Rep. Scott Garrett, R-N.J., chairman of the House Financial Services Subcommittee on Capital Markets and Government Sponsored Enterprises, plans to hold a hearing on Wednesday, March 16, on “Legislative Proposals to Promote Job Creation, Capital Formation, and Market Certainty,” to examine five draft bills—four of which would amend or repeal provisions of the Dodd-Frank Act.
The four draft bills are: The Small Business Capital Access and Job Preservation Act; The Business Risk Mitigation and Price Stabilization Act of 2011; The Burdensome Data Collection Relief Act; The Asset-Backed Market Stabilization Act of 2011.

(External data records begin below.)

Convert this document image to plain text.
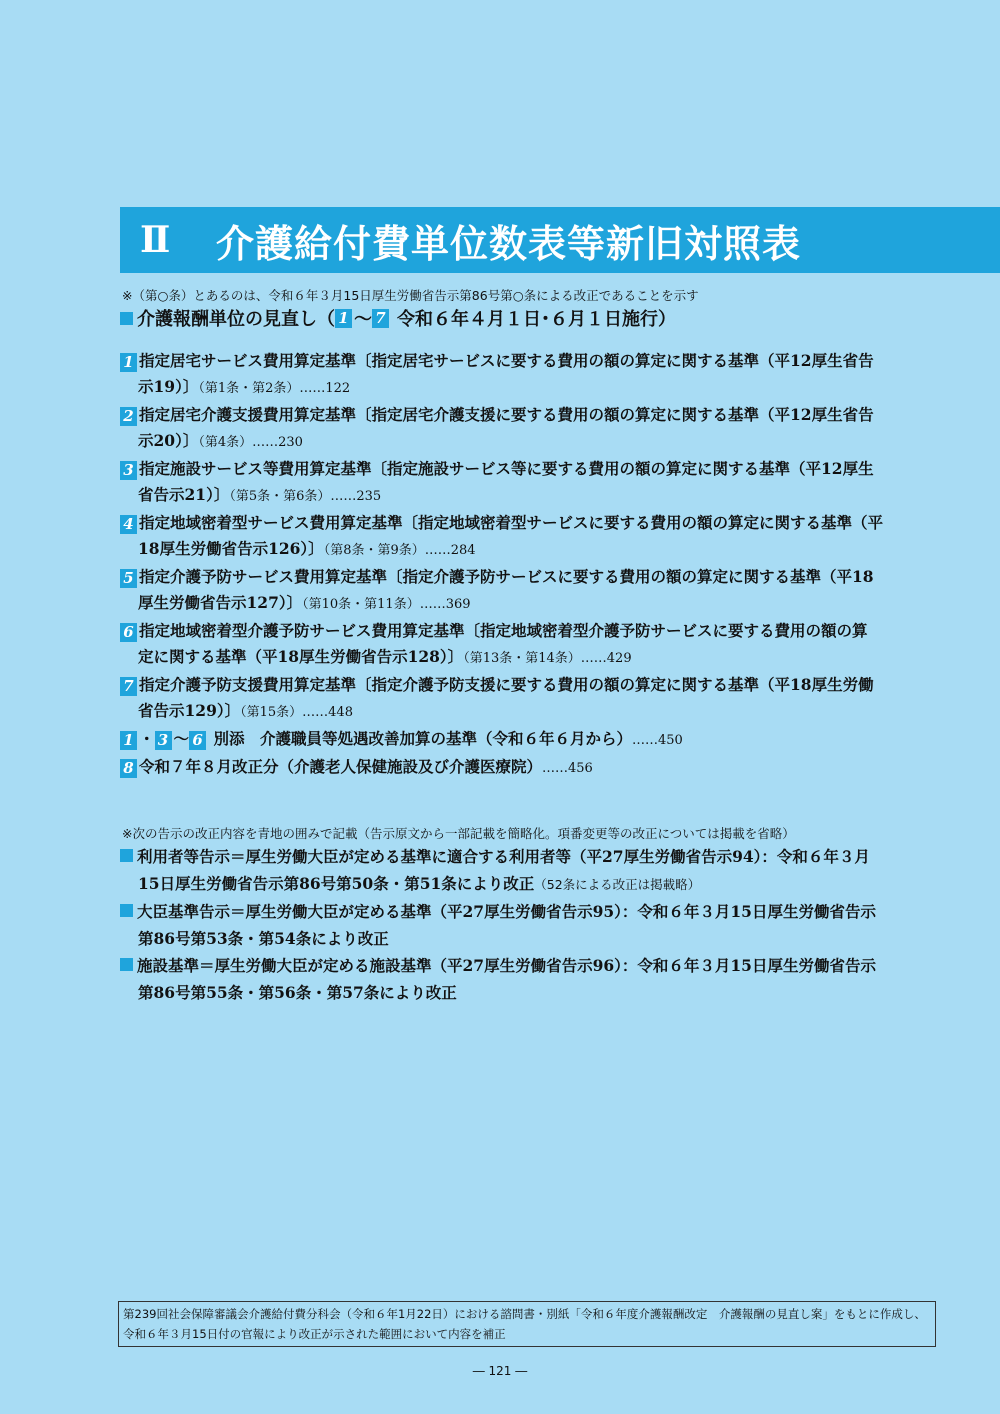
Ⅱ	介護給付費単位数表等新旧対照表
※（第○条）とあるのは、令和６年３月15日厚生労働省告示第86号第○条による改正であることを示す
介護報酬単位の見直し（ 1 〜 7 令和６年４月１日･６月１日施行）
1 指定居宅サービス費用算定基準〔指定居宅サービスに要する費用の額の算定に関する基準（平12厚生省告
示19）〕（第1条・第2条）……122
2 指定居宅介護支援費用算定基準〔指定居宅介護支援に要する費用の額の算定に関する基準（平12厚生省告
示20）〕（第4条）……230
3 指定施設サービス等費用算定基準〔指定施設サービス等に要する費用の額の算定に関する基準（平12厚生
省告示21）〕（第5条・第6条）……235
4 指定地域密着型サービス費用算定基準〔指定地域密着型サービスに要する費用の額の算定に関する基準（平
18厚生労働省告示126）〕（第8条・第9条）……284
5 指定介護予防サービス費用算定基準〔指定介護予防サービスに要する費用の額の算定に関する基準（平18
厚生労働省告示127）〕（第10条・第11条）……369
6 指定地域密着型介護予防サービス費用算定基準〔指定地域密着型介護予防サービスに要する費用の額の算
定に関する基準（平18厚生労働省告示128）〕（第13条・第14条）……429
7 指定介護予防支援費用算定基準〔指定介護予防支援に要する費用の額の算定に関する基準（平18厚生労働
省告示129）〕（第15条）……448
1 ・ 3 〜 6 別添　介護職員等処遇改善加算の基準（令和６年６月から）……450
8 令和７年８月改正分（介護老人保健施設及び介護医療院）……456
※次の告示の改正内容を青地の囲みで記載（告示原文から一部記載を簡略化。項番変更等の改正については掲載を省略）
利用者等告示＝厚生労働大臣が定める基準に適合する利用者等（平27厚生労働省告示94）：令和６年３月
15日厚生労働省告示第86号第50条・第51条により改正（52条による改正は掲載略）
大臣基準告示＝厚生労働大臣が定める基準（平27厚生労働省告示95）：令和６年３月15日厚生労働省告示
第86号第53条・第54条により改正
施設基準＝厚生労働大臣が定める施設基準（平27厚生労働省告示96）：令和６年３月15日厚生労働省告示
第86号第55条・第56条・第57条により改正
第239回社会保障審議会介護給付費分科会（令和６年1月22日）における諮問書・別紙「令和６年度介護報酬改定　介護報酬の見直し案」をもとに作成し、
令和６年３月15日付の官報により改正が示された範囲において内容を補正
― 121 ―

The fifth bill to be discussed on Wednesday is The Small Company Formation Act of 2011, which would update an existing Securities and Exchange Commission (SEC) rule “to better promote capital formation.” According to a memorandum distributed to Committee staffers on Tuesday and obtained by AdvisorOne, this draft legislation would increase the offering threshold for companies exempted from SEC registration under SEC Regulation A from $5 million—the threshold set in the early 1990s—to $50 million. The bill also requires the SEC to re-examine the threshold every two years and report to Congress on decisions regarding the adjustment of the threshold. The bill also would provide the SEC with the authority to increase the threshold.
The first draft bill, the Small Business Capital Access and Job Preservation Act, seeks to halt the registration of private investment funds with the SEC. Dodd-Frank amended the Investment Adviser Act of 1940 to require most advisors to private investment funds to register with the SEC. But the draft legislation argues that because private equity funds “are not a source of systemic risk, subjecting their advisers to [SEC] registration requirements imposes a burden on them while doing nothing to make the financial system more stable or less risky.”
Moreover, the bill says that “given the costs of registration and ongoing compliance, subjecting private equity advisers to these registration requirements diverts capital, time, and effort from activities that result in job creation.”